Veti, odio e intolleranza contro la fede ed i suoi valori

Hanno contro già numerose sentenze di tribunali amministrativi e Consiglio di Stato, eppure non pochi prefetti, in Francia, continuano a dimostrarsi particolarmente zelanti nel proibire, guarda caso, solo ed esclusivamente processioni e manifestazioni a carattere religioso. Accomodanti e bendisposti verso le iniziative di natura civile, questi rappresentanti territoriali del governo si rivelano improvvisamente rigidi ed intolleranti verso quelle di matrice confessionale.
Come ha fatto il prefetto di Yvelines, cancellando d’imperio un evento religioso in agenda per lo scorso 13 giugno. Un veto costato caro, però. Il Consiglio di Stato ha dato ragione agli organizzatori, che hanno subito presentato ricorso: quell’appuntamento non si sarebbe dovuto ostacolare, per cui è stato loro riconosciuto un risarcimento di ben 3 mila euro.
Un criterio, che dovrebbe servire da esempio ovunque, questo. Anche in Argentina, per evitare che si ripeta quanto accaduto nel corso di una recente marcia, indetta a San Luis da sigle femministe: ufficialmente contro i cosiddetti “femminicidi”, la manifestazione si è trasformata ben presto in un attacco d’odio contro la fede cattolica e contro la Chiesa, con scritte allo spray verde anticlericali e filoabortiste sulle mura della cappella del collegio «Don Bosco», a Felucho, e su quelle dell’ospedale Rivadavia, che nel febbraio scorso si è dichiarato obiettore di coscienza contro l’aborto. Un episodio purtroppo tutt’altro che isolato, questo, in un crescendo di tensione urbana, fomentata da gruppi, espressione del femminismo più aggressivo e più violento.

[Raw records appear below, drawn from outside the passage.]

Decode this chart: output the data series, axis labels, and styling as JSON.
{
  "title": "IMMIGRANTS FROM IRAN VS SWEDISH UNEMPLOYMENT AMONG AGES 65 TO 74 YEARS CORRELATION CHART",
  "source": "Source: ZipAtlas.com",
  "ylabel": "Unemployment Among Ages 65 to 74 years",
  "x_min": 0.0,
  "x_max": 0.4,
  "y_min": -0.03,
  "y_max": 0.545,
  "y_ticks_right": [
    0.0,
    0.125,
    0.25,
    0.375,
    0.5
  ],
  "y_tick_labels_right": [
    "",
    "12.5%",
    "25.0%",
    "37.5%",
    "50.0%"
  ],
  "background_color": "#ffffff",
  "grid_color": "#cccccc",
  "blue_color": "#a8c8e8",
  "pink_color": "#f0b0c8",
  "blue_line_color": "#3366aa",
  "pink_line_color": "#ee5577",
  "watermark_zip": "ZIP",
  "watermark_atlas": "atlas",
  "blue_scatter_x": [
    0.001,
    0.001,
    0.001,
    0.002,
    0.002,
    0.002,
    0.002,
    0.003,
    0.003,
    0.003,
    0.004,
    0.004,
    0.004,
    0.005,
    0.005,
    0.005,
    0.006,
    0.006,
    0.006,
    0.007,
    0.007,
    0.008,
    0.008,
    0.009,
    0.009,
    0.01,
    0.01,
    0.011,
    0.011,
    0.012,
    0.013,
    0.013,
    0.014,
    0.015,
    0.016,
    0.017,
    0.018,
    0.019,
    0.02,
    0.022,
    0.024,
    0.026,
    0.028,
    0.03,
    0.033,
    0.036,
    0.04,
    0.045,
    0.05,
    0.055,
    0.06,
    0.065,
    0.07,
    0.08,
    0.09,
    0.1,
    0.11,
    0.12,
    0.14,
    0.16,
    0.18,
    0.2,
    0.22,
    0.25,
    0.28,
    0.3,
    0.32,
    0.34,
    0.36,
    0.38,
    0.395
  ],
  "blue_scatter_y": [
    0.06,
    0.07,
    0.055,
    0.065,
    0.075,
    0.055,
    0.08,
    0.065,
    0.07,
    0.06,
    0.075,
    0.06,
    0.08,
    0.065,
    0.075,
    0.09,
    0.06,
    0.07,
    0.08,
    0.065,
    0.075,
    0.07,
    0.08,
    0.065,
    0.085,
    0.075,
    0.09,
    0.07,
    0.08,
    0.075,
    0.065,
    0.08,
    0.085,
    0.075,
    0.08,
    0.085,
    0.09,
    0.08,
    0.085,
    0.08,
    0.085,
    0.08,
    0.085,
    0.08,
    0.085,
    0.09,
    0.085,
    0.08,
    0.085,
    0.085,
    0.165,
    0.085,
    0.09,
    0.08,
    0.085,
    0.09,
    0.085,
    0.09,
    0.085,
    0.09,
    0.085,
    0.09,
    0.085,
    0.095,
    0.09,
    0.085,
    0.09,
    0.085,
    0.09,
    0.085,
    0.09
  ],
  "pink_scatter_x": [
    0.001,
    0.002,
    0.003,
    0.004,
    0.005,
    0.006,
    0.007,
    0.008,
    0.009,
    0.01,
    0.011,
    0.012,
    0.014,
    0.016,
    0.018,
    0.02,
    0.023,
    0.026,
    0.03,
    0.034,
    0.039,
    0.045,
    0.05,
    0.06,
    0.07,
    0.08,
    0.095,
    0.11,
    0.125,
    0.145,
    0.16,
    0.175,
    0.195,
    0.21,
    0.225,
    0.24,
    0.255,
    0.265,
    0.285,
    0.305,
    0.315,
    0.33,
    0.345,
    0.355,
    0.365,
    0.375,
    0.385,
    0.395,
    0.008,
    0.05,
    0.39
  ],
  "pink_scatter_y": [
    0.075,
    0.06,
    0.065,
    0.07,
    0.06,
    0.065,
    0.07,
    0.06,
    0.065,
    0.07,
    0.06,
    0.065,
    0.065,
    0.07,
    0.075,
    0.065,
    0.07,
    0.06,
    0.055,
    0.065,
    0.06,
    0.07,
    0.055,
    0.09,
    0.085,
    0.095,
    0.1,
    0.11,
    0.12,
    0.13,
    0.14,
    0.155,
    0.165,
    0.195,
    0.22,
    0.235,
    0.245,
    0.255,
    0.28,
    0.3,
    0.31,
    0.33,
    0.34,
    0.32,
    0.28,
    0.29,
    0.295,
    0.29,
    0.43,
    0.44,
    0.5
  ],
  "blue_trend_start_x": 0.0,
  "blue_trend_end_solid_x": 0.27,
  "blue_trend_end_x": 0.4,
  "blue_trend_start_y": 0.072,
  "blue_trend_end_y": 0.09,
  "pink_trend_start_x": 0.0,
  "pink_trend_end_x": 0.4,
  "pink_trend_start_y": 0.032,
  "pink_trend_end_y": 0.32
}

Se anche nei loro confronti si cominciasse ad assumere, con carattere d’urgenza, legittimi ed anzi auspicabili provvedimenti sanzionatori, come avviene in Francia, forse ciò potrebbe costituire un freno, quanto meno, al dilagare di atti criminali, che, con la parvenza dei migliori pretesti, commettono le peggiori colpe.